My shoulders slumped. I was being a jerk and letting my own stress spill onto her. “You haven’t screwed up.”
She shook her head. “You and I both know that’s not true. That month while I dithered in Japan and left you in that awful foster home—”
“You made that right,” I cut in, voice a bit rough. I looked at her, seeing the guilt on her face again. “Aunt Tessa, that’s in the past. You … did the right thing. You made it right,” I repeated.
She exhaled, nodded. “Well, I should have made sure you had more friends in high school. Made you get out more—”
“Okay, are we just going to stand here and flail around in guilt all night long?” I gave her a mock glare. “Because if that’s really your plan, I’d like to do it someplace that doesn’t stink so damn much.”
She laughed and gave me a quick, bony hug. “Impudent little bitch. I don’t know why I bother with you at all.”
“I don’t either, but you’re fucking stuck with me.” I gave her a squeeze, then released her. “Come on, let’s get out of here.”
THE NEXT SEVERAL DAYS WERE SPENT DOING THE MOST exciting police work I ever thought I would be involved with.
Not.
I sighed and popped another VHS tape into the VCR and settled back onto my bed, hitting the play button on the remote. They never showed this stuff on TV, the endless hours of searching through surveillance video on the mere hope that maybe possibly hopefully some glimpse of something that might occasionally point the investigator to a lead could be found. The day after breaking into the morgue with Tessa, I’d gone to every business and convenience store and gas station within a mile of either crime scene and collected surveillance videos for the times between sundown and a few hours after the bodies were discovered.
Then I’d brought the box of videotapes home, settled in, and watched. And watched. Watched until my eyes crossed, searching for anything that could help, any consistencies between the time frames surrounding the two murders. Hoping to see someone walk into one of the gas stations wearing a T-shirt that proclaimed, I AM THE SYMBOL MAN!
I scrubbed at my eyes. I’d been at this for nearly a week. I’d seen seventeen instances of shoplifting, four instances of employee theft, nine drug deals, twenty-one gas drive-offs, and one instance of a couple having sex by the beer cooler, but nothing at all that leaped out as being relevant to the murders.
I finally turned off the TV and flopped back onto my pillows, looking up at the shifting shadows cast by the waning moon filtering through the trees. I hated to think that these murders were unsolvable. This killer had to have slipped up somewhere, left some clue. Or maybe he had, and I was just missing it? With zero leads, I knew that I wouldn’t be allowed to keep working this case exclusively forever. I was spinning my wheels chasing down nebulous possibilities, while others were picking up the slack with my other cases—the assaults and robberies that continued despite the Symbol Man. Beaulac’s police force wasn’t large enough to have detectives dedicated solely to homicides, and I knew that there was resentment simmering among other detectives about the shift in caseload. Boudreaux and Pellini had made it crystal clear that they weren’t content with the fact that I’d snagged a primo case.

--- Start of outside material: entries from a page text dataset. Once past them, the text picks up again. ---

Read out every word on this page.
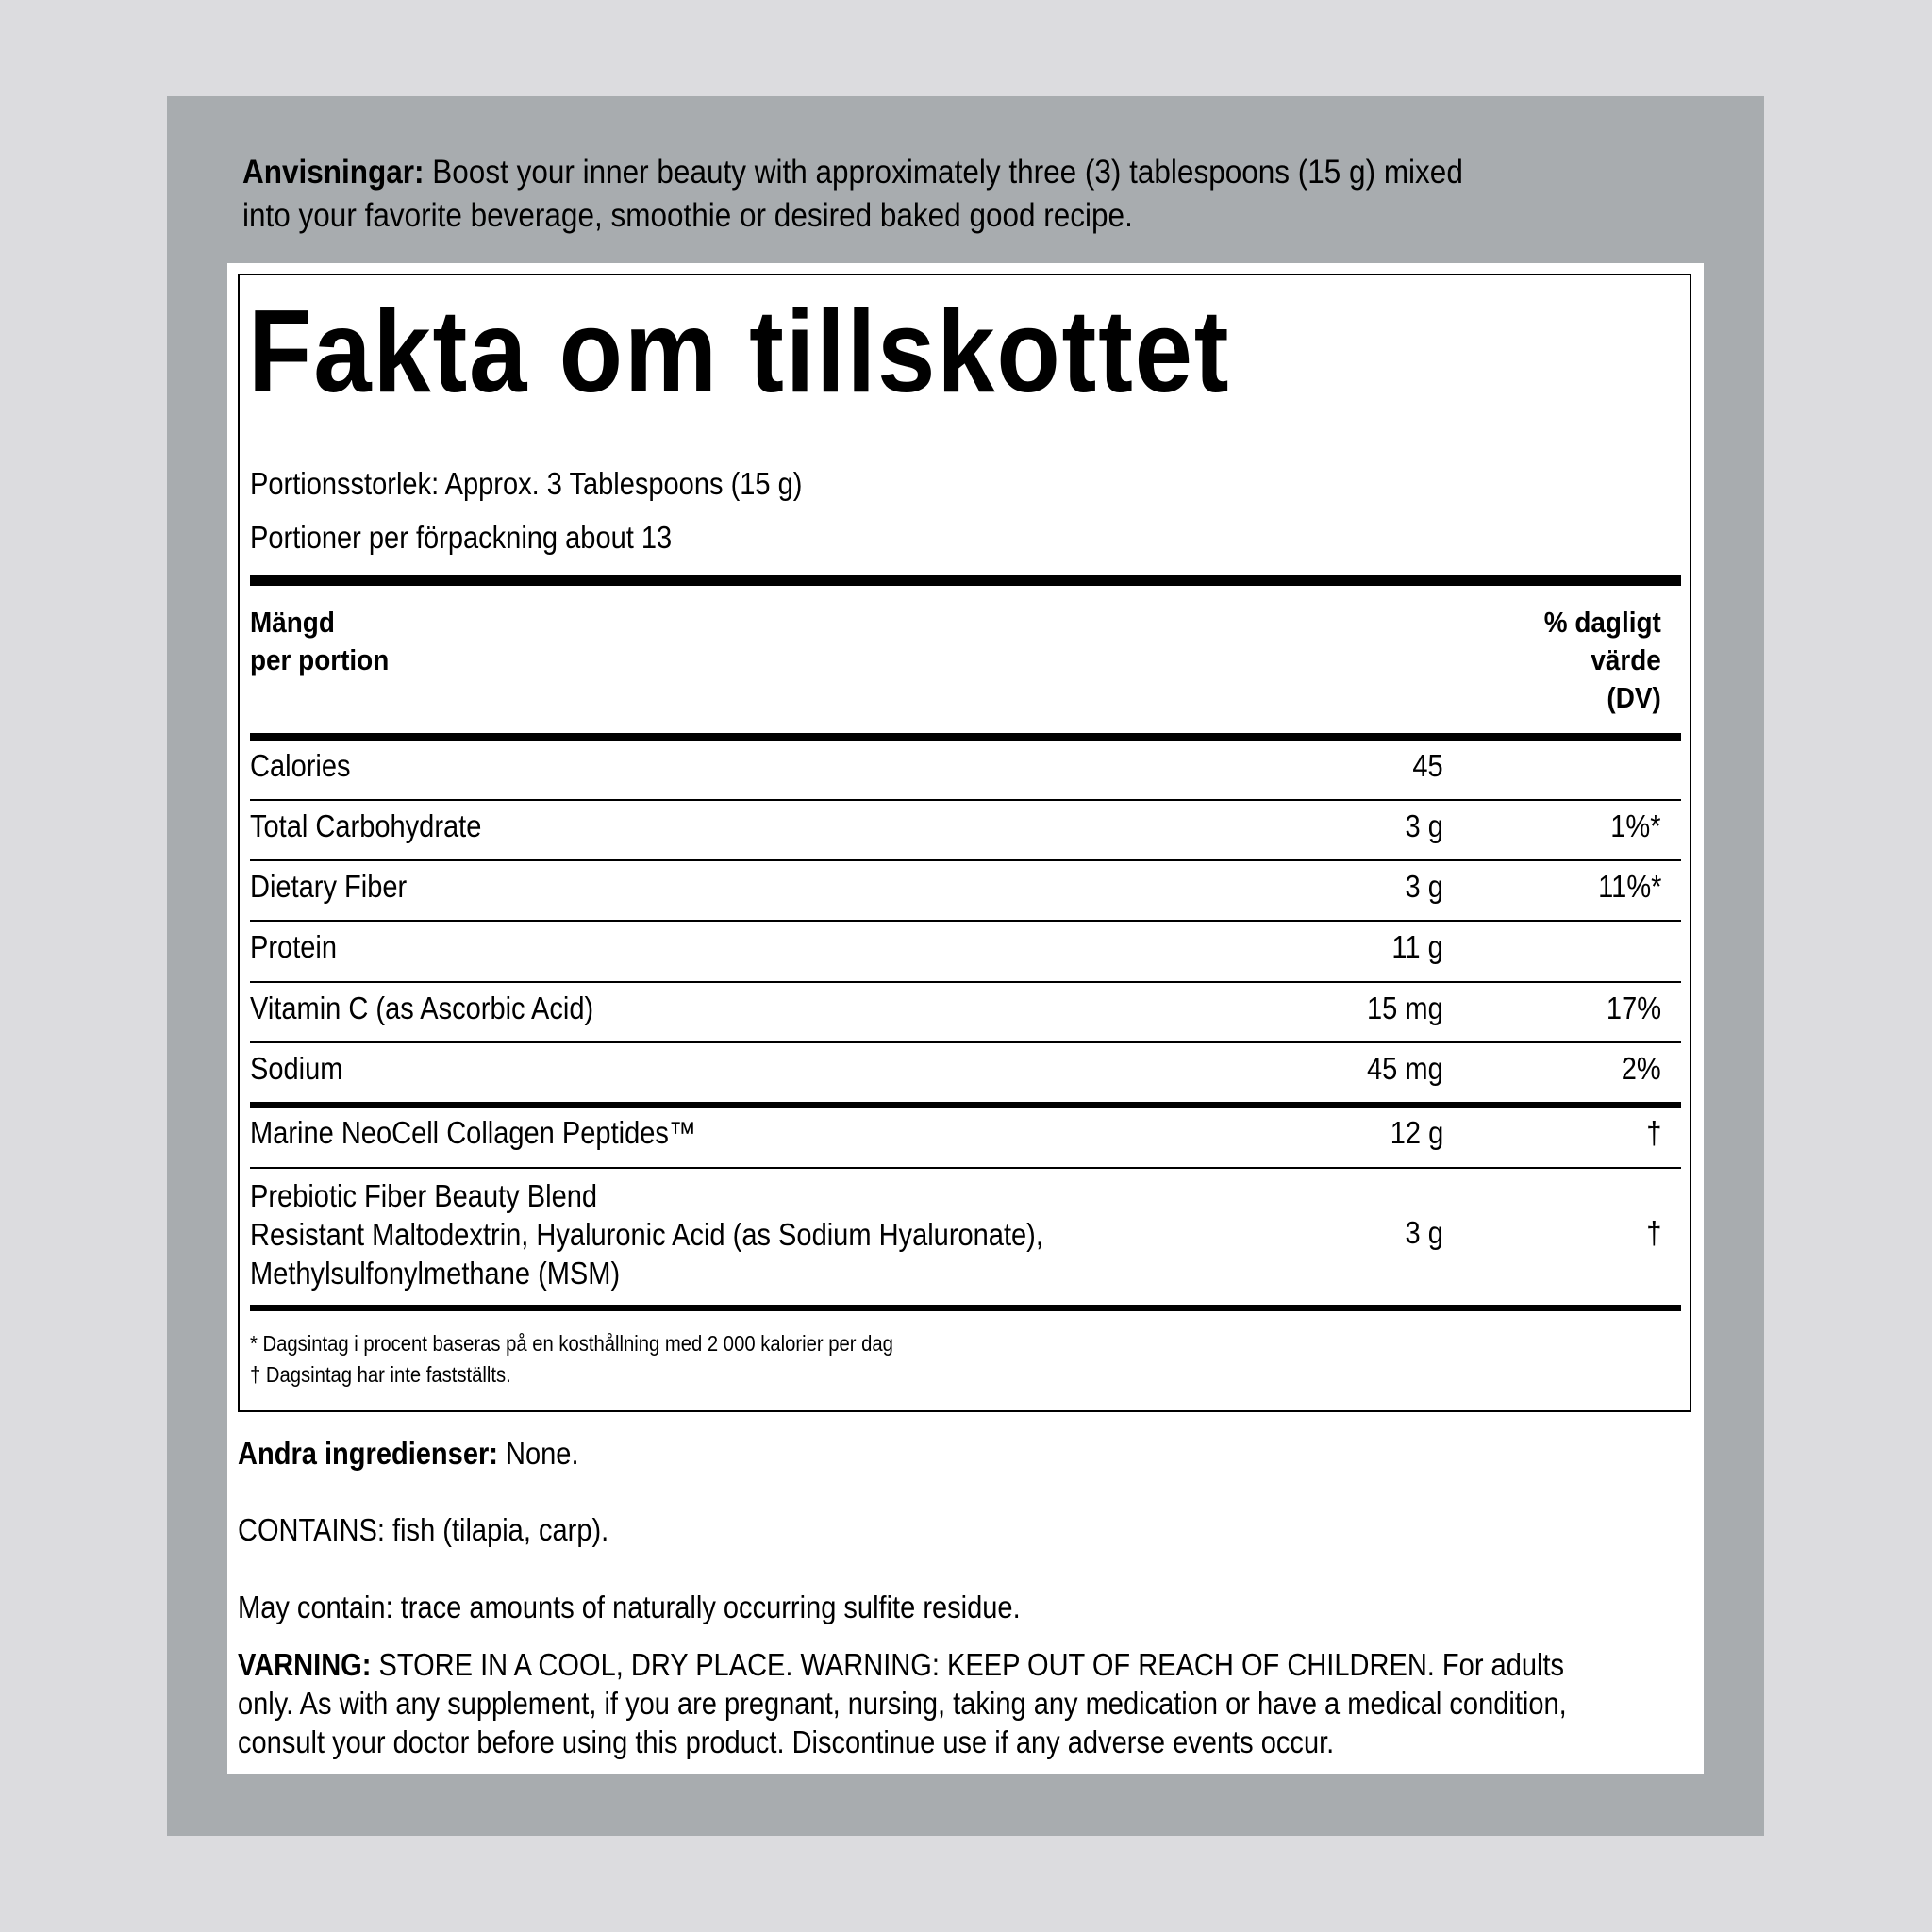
Anvisningar: Boost your inner beauty with approximately three (3) tablespoons (15 g) mixed into your favorite beverage, smoothie or desired baked good recipe.
Fakta om tillskottet
Portionsstorlek: Approx. 3 Tablespoons (15 g)
Portioner per förpackning about 13
Mängd
per portion
% dagligt
värde
(DV)
Calories	45
Total Carbohydrate	3 g	1%*
Dietary Fiber	3 g	11%*
Protein	11 g
Vitamin C (as Ascorbic Acid)	15 mg	17%
Sodium	45 mg	2%
Marine NeoCell Collagen Peptides™	12 g	†
Prebiotic Fiber Beauty Blend
Resistant Maltodextrin, Hyaluronic Acid (as Sodium Hyaluronate),
Methylsulfonylmethane (MSM)
3 g	†
* Dagsintag i procent baseras på en kosthållning med 2 000 kalorier per dag
† Dagsintag har inte fastställts.
Andra ingredienser: None.
CONTAINS: fish (tilapia, carp).
May contain: trace amounts of naturally occurring sulfite residue.
VARNING: STORE IN A COOL, DRY PLACE. WARNING: KEEP OUT OF REACH OF CHILDREN. For adults only. As with any supplement, if you are pregnant, nursing, taking any medication or have a medical condition, consult your doctor before using this product. Discontinue use if any adverse events occur.
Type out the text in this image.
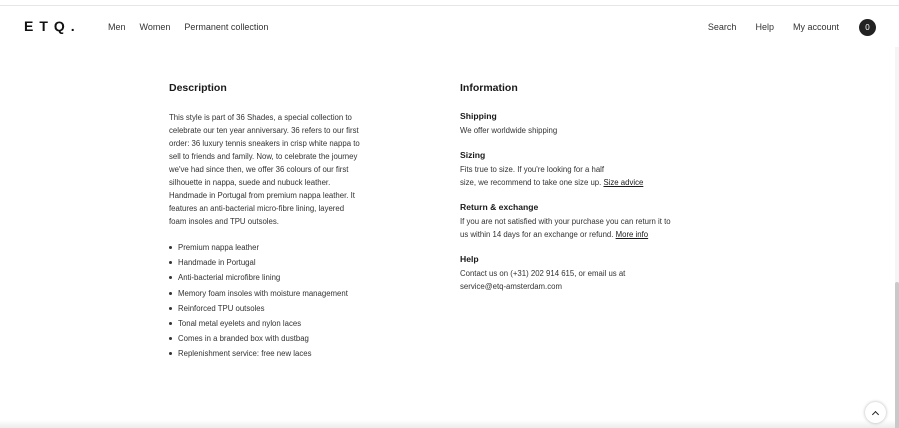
ETQ.	Men Women Permanent collection	Search Help My account	0
Description
This style is part of 36 Shades, a special collection to
celebrate our ten year anniversary. 36 refers to our first
order: 36 luxury tennis sneakers in crisp white nappa to
sell to friends and family. Now, to celebrate the journey
we've had since then, we offer 36 colours of our first
silhouette in nappa, suede and nubuck leather.
Handmade in Portugal from premium nappa leather. It
features an anti-bacterial micro-fibre lining, layered
foam insoles and TPU outsoles.
Premium nappa leather
Handmade in Portugal
Anti-bacterial microfibre lining
Memory foam insoles with moisture management
Reinforced TPU outsoles
Tonal metal eyelets and nylon laces
Comes in a branded box with dustbag
Replenishment service: free new laces
Information
Shipping
We offer worldwide shipping
Sizing
Fits true to size. If you're looking for a half
size, we recommend to take one size up. Size advice
Return & exchange
If you are not satisfied with your purchase you can return it to
us within 14 days for an exchange or refund. More info
Help
Contact us on (+31) 202 914 615, or email us at
service@etq-amsterdam.com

I sighed and pushed the pillow into a more comfortable position. Of course, I still had the arcane angle to pursue. But I’d feel a lot more comfortable performing another summoning if I had even the slightest idea of what had gone wrong with the Rysehl summoning. “I screwed up,” I said aloud, hating the sound of it. It still felt terribly jarring. I wasn’t an anal perfectionist, and I’d certainly made mistakes in summonings in the past, but I’d always known what the mistake was. What if I summoned again and accidentally pulled another powerful creature through—one who was perfectly fine with killing me in spectacular fashion instead of merely fucking my brains out?
I smiled wryly. Yeah, I’d definitely gotten off light, though the question of why Rhyzkahl had chosen to seduce me instead of kill me would probably haunt me for the rest of my life.
And I’ve angsted over my choice to sleep with him long enough, I decided firmly. Yeah, so I had no love life. Okay, so I’d had the equivalent of a one-night stand. It was over and in the past, and at least the sex had been pretty damn worth it.
With that small aspect of my psyche dealt with, I punched my pillow into a more comfortable position and settled in to sleep.